The new results help explain why Greenland walruses may have been overhunted, Barrett says. “The poor walruses in Greenland … are not just supplying Western Europe. It was Eastern Europe, too, and also Byzantium via Kyiv, and possibly demand in the Islamic world.” The walrus population’s decline could help explain the abandonment of Norse colonies in Greenland in the 1300s and 1400s, as hunters were forced into dangerous voyages to chase ever-dwindling—and ever-more-distant—walrus populations. “It’s an extraordinary example of human exploitation,” Sindbæk says. “We’ve known walrus ivory was an important commodity, but it was difficult to see what scale we were talking about.”

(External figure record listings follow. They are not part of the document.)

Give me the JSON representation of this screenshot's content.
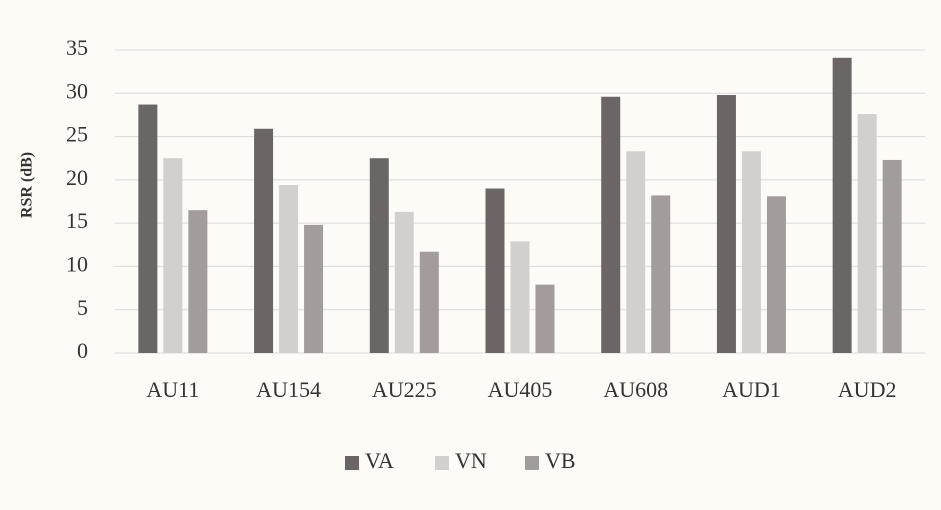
{
  "chart_data": {
    "type": "bar",
    "y_label": "RSR (dB)",
    "categories": [
      "AU11",
      "AU154",
      "AU225",
      "AU405",
      "AU608",
      "AUD1",
      "AUD2"
    ],
    "series": [
      {
        "name": "VA",
        "color": "#6b6665",
        "values": [
          28.7,
          25.9,
          22.5,
          19.0,
          29.6,
          29.8,
          34.1
        ]
      },
      {
        "name": "VN",
        "color": "#d2cfcd",
        "values": [
          22.5,
          19.4,
          16.3,
          12.9,
          23.3,
          23.3,
          27.6
        ]
      },
      {
        "name": "VB",
        "color": "#a29c9b",
        "values": [
          16.5,
          14.8,
          11.7,
          7.9,
          18.2,
          18.1,
          22.3
        ]
      }
    ],
    "ylim": [
      0,
      35
    ],
    "yticks": [
      0,
      5,
      10,
      15,
      20,
      25,
      30,
      35
    ],
    "grid": true,
    "legend": "bottom"
  }
}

The finds also support historical records of Viking-era trade networks. Norse walrus hunters shipped ivory from Greenland to cities on the western fringe of Europe, including Trondheim and Dublin. From there, the ivory would have been shipped across the Baltic Sea and down the Volga and Dniepr rivers to the Black Sea. Strategically located on the Dniepr, “Kyiv … was a hub for trade between Europe and the east,” Barrett says, and the heart of the Kyivan Rus’ state that arose in the ninth century.

Fedir Androschuk, an archaeologist and head of the National Museum of the History of Ukraine who was not involved in the research, says the new finds are richer than typical trade goods. He argues that 35 Spaska Street was owned by the Rurik dynasty that ruled Kyivan Rus’, whose royal residences were just up the hill. “There is written evidence about contacts between the Danish royal court and Kyiv princes in the 12th century,” Androschuk writes. “I think the walrus ivory is … a gift indicating connections between Danish and Rus’ elites.”

Excavations at 35 Spaska Street ended a decade ago. But analyses of its finds continue to tell a powerful tale of a well-connected early medieval metropolis. “Kyiv was an extremely large trade center,” Khamaiko says. “The owners of these houses had contact with the wide world.”